Introduction: Creutzfeldt-Jakob disease (CJD) is the main human transmissible spongiform encephalopathy that presents with rapidly progressive dementia and fatal evolution. In the diagnostic strategy, surrogate biomarkers in cerebrospinal fluid (CSF) provide very useful initial information. The most widely used has been the 14-3-3 protein, but recently the total tau protein (T-tau) and its phosphorylated form (p-tau181) have gained interest, already used in the diagnosis of other neurodegenerative diseases. Material and methods: in this retrospective study we compare the diagnostic performance of the 14-3-3 protein (Western blot) with that of T-tau and p-tau181 proteins (electrochemiluminescence) in a cohort of 188 suspected CJD patients of which 18 were diagnosed (10 confirmed, 7 probable, one possible).
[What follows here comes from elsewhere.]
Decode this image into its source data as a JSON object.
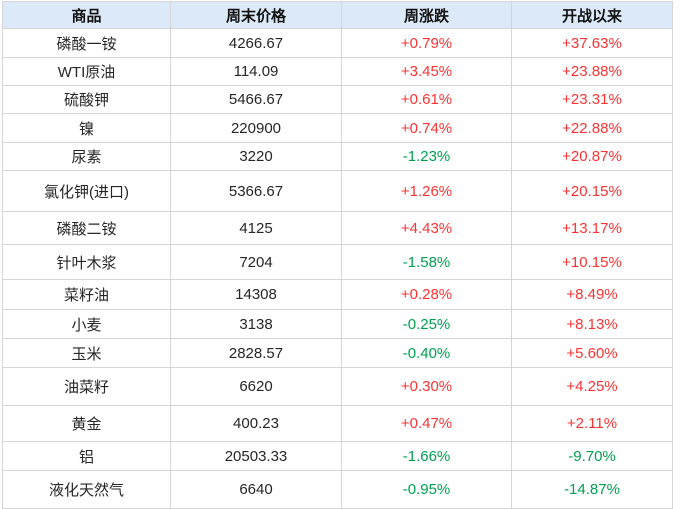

Results: qualitative values (positive/negative) of the 14-3-3 protein were able to discriminate CJD from non-CJD patients, with low sensitivity (61%) and good specificity (98 %). In contrast, T-tau quantification (cut-off 800 pg/mL) and T-tau/ p-tau181 ratio (cut-off 28) improved CJD diagnosis, with high sensitivity (88 % and 94 %) and specificity (97 % and 98 %), respectively. Based on the above data, a CJD diagnostic algorithm based on T-tau, tau/p-tau181 and the confirmation test RT-QuIC (Real-Time Quaking-Induced Conversion) is proposed. Conclusions: CSF T-tau and p-tau181 proteins are first-line biomarkers with elevated diagnostic accuracy for CJD. Its automation in immunoassay platforms with improvements in analytical quality and response times increases its diagnostic utility.